What are the main changes being introduced by the Mobility Package?
The EU Mobility Package is organized into different modules that take effect one after another. The first module introduces new rules on regular weekly rest times for drivers of vehicles weighing more than 3.5 metric tons and contains provisions on drivers returning to their home countries or their employer’s business establishment. Weekly rest times can no longer be spent inside the vehicle. The “return-to-base” rules are more complicated. They create something that is closer to an option than an obligation. Employers now have to enable employees to return home and document this offer for future audits. The new rules also require trucks to return to base and modify existing cabotage rules. However, the new cabotage rules will not take effect until February 2022.
What is inTime’s take, as a company, on the new European rules?
We generally welcome the changes instituted by the Mobility Package, especially the ones that make trucking a more attractive and appreciated profession, which is sorely needed. However, it’s important to look closely at each individual change and evaluate it on its merits. For example, the return-to-base requirements in the regulation are far from clear. Also, it will be challenging to find a way for drivers to spend all their weekly rest time outside the truck cab. The primary problem, in our view, is the lack of sufficient truck stop infrastructure. The shortage of truck parking spaces is one thing. The absence of hotel rooms is something else entirely. How will drivers find suitable accommodations, and what qualifies as “suitable”? Should they drive their trucks to the nearest town? Or park their vehicles, which are usually filled with valuable cargo, at a rest stop and take a taxi to their hotel? These are all additional questions that drivers will have to answer during their work hours.

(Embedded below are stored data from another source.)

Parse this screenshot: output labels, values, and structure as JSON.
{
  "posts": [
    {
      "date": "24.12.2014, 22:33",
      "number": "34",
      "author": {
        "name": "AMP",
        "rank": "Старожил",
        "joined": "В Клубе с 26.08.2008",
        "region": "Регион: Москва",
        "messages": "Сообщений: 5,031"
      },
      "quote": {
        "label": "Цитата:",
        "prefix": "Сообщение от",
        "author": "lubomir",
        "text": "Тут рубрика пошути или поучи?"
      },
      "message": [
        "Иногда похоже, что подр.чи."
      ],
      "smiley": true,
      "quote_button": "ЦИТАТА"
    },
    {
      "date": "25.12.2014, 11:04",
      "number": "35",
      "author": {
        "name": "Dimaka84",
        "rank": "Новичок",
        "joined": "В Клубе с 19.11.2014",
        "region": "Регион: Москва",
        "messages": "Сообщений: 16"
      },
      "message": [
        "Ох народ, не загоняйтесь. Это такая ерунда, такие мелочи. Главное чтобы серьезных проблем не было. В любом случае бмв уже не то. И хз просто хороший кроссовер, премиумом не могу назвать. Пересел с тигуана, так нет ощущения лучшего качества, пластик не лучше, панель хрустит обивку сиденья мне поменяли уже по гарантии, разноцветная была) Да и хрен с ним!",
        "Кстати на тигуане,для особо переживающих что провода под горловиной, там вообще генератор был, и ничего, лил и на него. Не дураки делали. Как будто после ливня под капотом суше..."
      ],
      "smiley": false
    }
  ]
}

How can these problems be solved?
The decision-makers who passed the European Mobility Package have laid a solid foundation consisting of carefully crafted rules. However, they have to stay on the ball and keep an eye on the overall market situation. For example, we see a huge need for infrastructure investments along the highways. The right conditions have to be created so the initiators of the Mobility Package can ensure that circumstances will improve for drivers. inTime proactively laid the groundwork for its own organization and, by extension, for professional truckers and provided planning certainty regarding driving and work times. For example, it ensures that its drivers return home at least every two weeks.
How are individual EU members implementing the Mobility Package?

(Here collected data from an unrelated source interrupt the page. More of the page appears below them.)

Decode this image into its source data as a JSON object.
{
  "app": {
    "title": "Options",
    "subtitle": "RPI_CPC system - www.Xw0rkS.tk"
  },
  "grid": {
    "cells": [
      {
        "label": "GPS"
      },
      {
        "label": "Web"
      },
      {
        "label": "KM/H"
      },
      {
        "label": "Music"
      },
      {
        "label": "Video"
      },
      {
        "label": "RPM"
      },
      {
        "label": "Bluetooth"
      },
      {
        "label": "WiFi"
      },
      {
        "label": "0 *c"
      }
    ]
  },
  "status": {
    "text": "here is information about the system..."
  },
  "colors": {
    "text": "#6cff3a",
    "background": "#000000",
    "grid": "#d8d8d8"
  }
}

EU regulations become automatically binding throughout the EU on the day they take effect. Unlike directives, they do not have to be transposed into national law. If an EU regulation is transposed into national law, the member states are free to impose tighter restrictions than those set out in the regulation. France is a good example. It extended the weekly rest time requirements to include drivers of small trucks up to 3.5 metric tons and all daily rest times. You won’t find those requirements in the Mobility Package. The real question, though, is, how will the other EU member states respond? That will make things operationally tricky for us as a third-party logistics service provider. Suitable control mechanisms will have to be put in place. These factors are what will determine whether the entire construct succeeds or fails.

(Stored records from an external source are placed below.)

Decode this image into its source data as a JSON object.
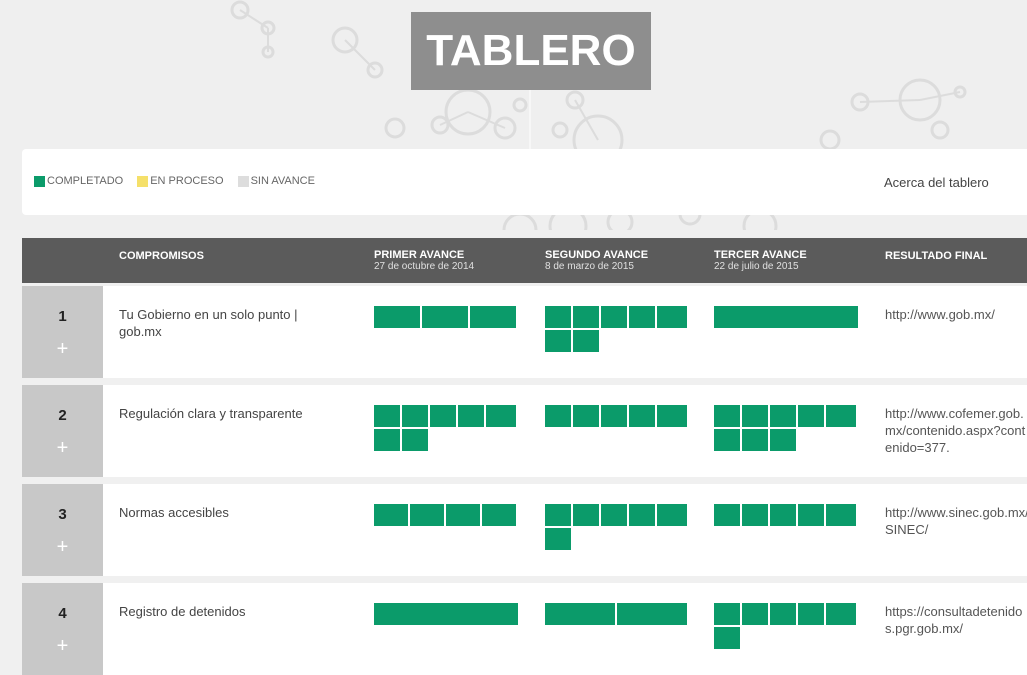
{
  "header": {
    "title": "TABLERO"
  },
  "legend": {
    "items": [
      {
        "label": "COMPLETADO",
        "color": "#0b9b6a"
      },
      {
        "label": "EN PROCESO",
        "color": "#f5e06a"
      },
      {
        "label": "SIN AVANCE",
        "color": "#dddddd"
      }
    ],
    "about_label": "Acerca del tablero"
  },
  "table": {
    "columns": {
      "compromisos": "COMPROMISOS",
      "primer": {
        "label": "PRIMER AVANCE",
        "date": "27 de octubre de 2014"
      },
      "segundo": {
        "label": "SEGUNDO AVANCE",
        "date": "8 de marzo de 2015"
      },
      "tercer": {
        "label": "TERCER AVANCE",
        "date": "22 de julio de 2015"
      },
      "resultado": "RESULTADO FINAL"
    },
    "rows": [
      {
        "number": "1",
        "expand": "+",
        "name": "Tu Gobierno en un solo punto | gob.mx",
        "url": "http://www.gob.mx/"
      },
      {
        "number": "2",
        "expand": "+",
        "name": "Regulación clara y transparente",
        "url": "http://www.cofemer.gob.mx/contenido.aspx?contenido=377."
      },
      {
        "number": "3",
        "expand": "+",
        "name": "Normas accesibles",
        "url": "http://www.sinec.gob.mx/SINEC/"
      },
      {
        "number": "4",
        "expand": "+",
        "name": "Registro de detenidos",
        "url": "https://consultadetenidos.pgr.gob.mx/"
      }
    ]
  }
}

What will inspections look like?
In Germany, inspections will be performed by the Federal Office for Goods Transport (BAG). It’s not yet clear what the individual inspections will actually look like. One possibility is to include them with regular roadside checks of traveling trucks. Another is to check parked trucks in urban areas or near logistics centers where drivers spend their breaks. Finally, the digital tachograph is supposed to be implemented together with the Mobility Package. That means the inspectors will most likely be able to read out defined data (vehicle data, safety violation information and past malfunctions) from trucks as they drive by. The goal is to be both digital and transparent.
Will the Mobility Package change market structures?
Absolutely. Especially when it comes to recruiting professional truckers and dealing with the skilled labor shortage. The job has lost much of its romantic, adventurous allure. Instead, it suffers from a rather negative image: long work hours, stressful conditions, unattractive pay. Demographic change has affected trucking much as it has other professions: More people are retiring than hiring on as truckers. Luckily, the Mobility Package has improved the image of the trucking profession. That’s a good first step. Unfortunately, it will not increase the number of drivers in the market overall. We believe it is safe to say that higher transportation costs will push up freight rates, which will ultimately be borne by consumers.